Полибий и его герои - Бобровникова Татьяна Андреевна - Страница 12
- Предыдущая
- 12/141
- Следующая
На северо-запад от Пелопоннеса через пролив лежала горная страна Этолия. Эти места овеяны были поэтическими легендами. Именно здесь, в этих горах собрались некогда все герои Эллады для Калидонской охоты. Здесь Геракл боролся с чудовищным богом реки Ахелоя и сломал ему рог. В теперешнее же, отнюдь не поэтическое время страну занимала Этолийская федерация. Этоляне были дерзки, отважны, свободолюбивы; государство их было очень демократично, поэтому ими восхищались многие ученые Нового времени. К несчастью, древние обитатели Пелопоннеса не могли разделить этого восхищения. Дело в том, что этоляне были невыносимы как соседи. Это были профессиональные разбойники и пираты. Они наводили ужас на Грецию. Совсем недавно они нагрянули на Спарту и угнали 50 тысяч человек. Даже далекие афиняне молили богов избавить их от этолийского сфинкса, «который держит в своих когтях уже не одни Фивы, а всю Элладу» (Athen. VI, 253 Е). Как и все эллины, этоляне свято чтили законы. Поэтому они предусмотрительно вписали в свою конституцию закон, что они могут грабить кого угодно (Polyb. XVIII, 4,8–5,1–3). Больше всех страдали от этолян, конечно, ахейцы. Их отделял от предприимчивых соседей узкий Коринфский залив. Из своих прибрежных городов они прекрасно видели окутанные тучами горы Этолии. В одном месте, недалеко от ахейского города Патры, берега сходятся так близко, что между ними сейчас перекинут мост, соединяющий два мыса — Рион с ахейской стороны и Антирион с этолийской. В этом-то месте этоляне обыкновенно переправлялись, когда решали наведаться в Пелопоннес.
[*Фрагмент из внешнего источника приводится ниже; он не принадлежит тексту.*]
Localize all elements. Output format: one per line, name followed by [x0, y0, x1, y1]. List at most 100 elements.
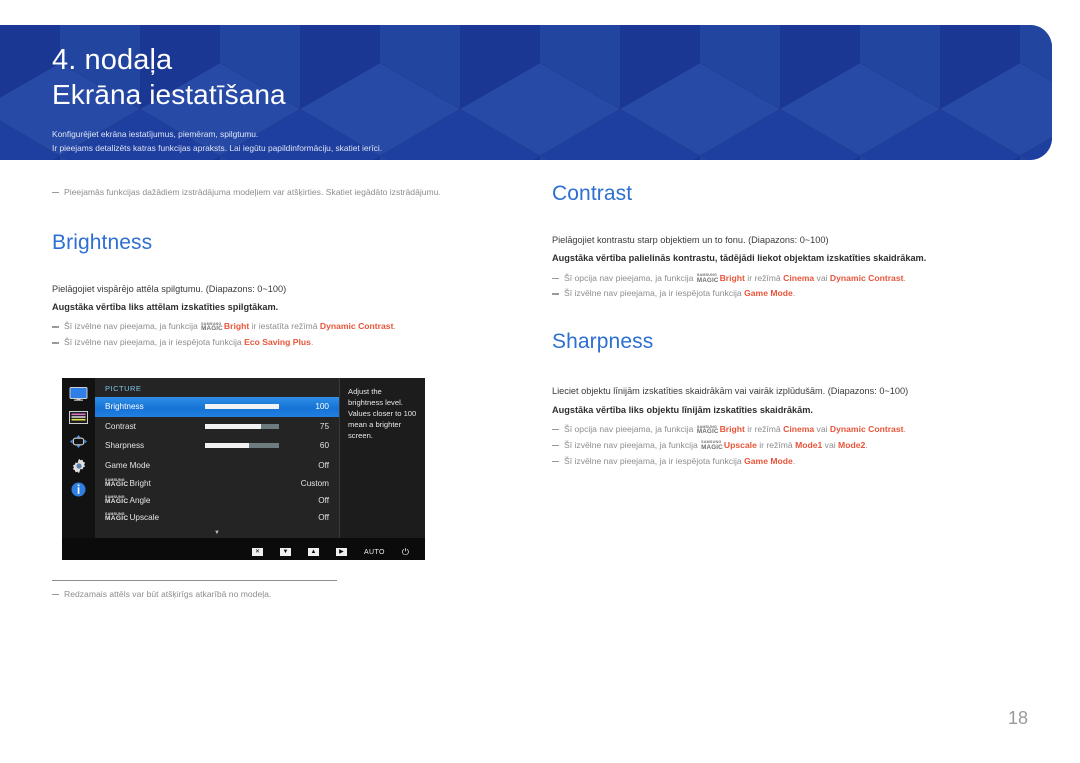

Общеэллинский мир поставил этолян в самое затруднительное положение. Они уже давно «привыкли жить насчет соседей, — объясняет Полибий, — а потребности их при врожденной кичливости были велики; она-то и побуждает их постоянно вести хищнический, дикий образ жизни; никого не считают они другом себе; напротив, во всех видят врагов» (IV, 3, 1). Ничего удивительного, что вскоре, как всегда, вокруг этолян вихрем закружилась новая смута. Началось все так.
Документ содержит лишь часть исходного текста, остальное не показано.